RBI proposes term money market access for NBFCs, HFCs and companies
Synopsis
Key Takeaways
The Reserve Bank of India (RBI) on Thursday, 25 June released draft directions proposing to open the term money market to a broader set of participants — including non-banking financial companies (NBFCs), housing finance companies (HFCs), All India Financial Institutions (AIFIs), and corporates — in a move aimed at deepening liquidity and strengthening monetary policy transmission across maturities. The central bank has invited public comments on the draft until 25 July.
What Is Being Proposed
Currently, participation in the term money market is largely confined to banks and standalone primary dealers, subject to prudential limits. Under the proposed framework, AIFIs and NBFCs — including HFCs but excluding base-layer NBFCs — would be permitted to both borrow and lend in the market. Companies would be allowed to participate exclusively as lenders, not borrowers.

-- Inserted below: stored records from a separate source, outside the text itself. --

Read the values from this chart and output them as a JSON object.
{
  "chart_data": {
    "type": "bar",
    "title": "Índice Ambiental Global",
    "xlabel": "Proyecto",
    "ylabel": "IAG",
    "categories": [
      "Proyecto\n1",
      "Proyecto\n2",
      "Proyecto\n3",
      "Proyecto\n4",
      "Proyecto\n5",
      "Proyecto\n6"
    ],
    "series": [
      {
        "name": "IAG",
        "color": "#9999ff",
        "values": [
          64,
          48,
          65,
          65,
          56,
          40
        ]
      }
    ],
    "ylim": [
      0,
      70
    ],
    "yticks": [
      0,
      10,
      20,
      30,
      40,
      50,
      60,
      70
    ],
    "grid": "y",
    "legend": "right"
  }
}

This marks a significant structural shift in how India's unsecured short-term debt market is organised, potentially expanding the pool of active participants and improving price discovery across tenors beyond overnight borrowing.
Revised Borrowing Limits
The draft norms also propose easing borrowing limits for standalone primary dealers, who would be permitted to borrow up to 400 per cent of their net owned funds through term money and inter-corporate deposits combined. Their existing borrowing cap in the call and notice money markets would remain unchanged at 225 per cent of net owned funds on a fortnightly average basis.
For NBFCs and HFCs, the proposed borrowing ceiling in the term money market has been set at 200 per cent of net owned funds. AIFIs would operate within board-approved limits under the existing regulatory exposure framework.
Market Hours and Transaction Rules
The RBI has proposed extending term money market hours from the current 9 am–5 pm window to 9 am–7 pm on business days, or as the central bank may specify. Participants would be free to negotiate interest rates bilaterally, with transactions executable either over-the-counter or through authorised electronic trading platforms.
Why It Matters
Market participants believe the proposed changes could meaningfully expand liquidity in the unsecured money market, particularly for maturities beyond the overnight segment. This comes amid the RBI's broader push to improve the transmission of policy rate signals across the yield curve — a persistent challenge in India's financial system, where rate cuts have historically taken longer to filter through to lending rates.
Notably, the exclusion of base-layer NBFCs reflects a calibrated approach, limiting access to entities with stronger regulatory oversight while still broadening market depth. The consultation period closes on 25 July, after which the RBI is expected to finalise the framework.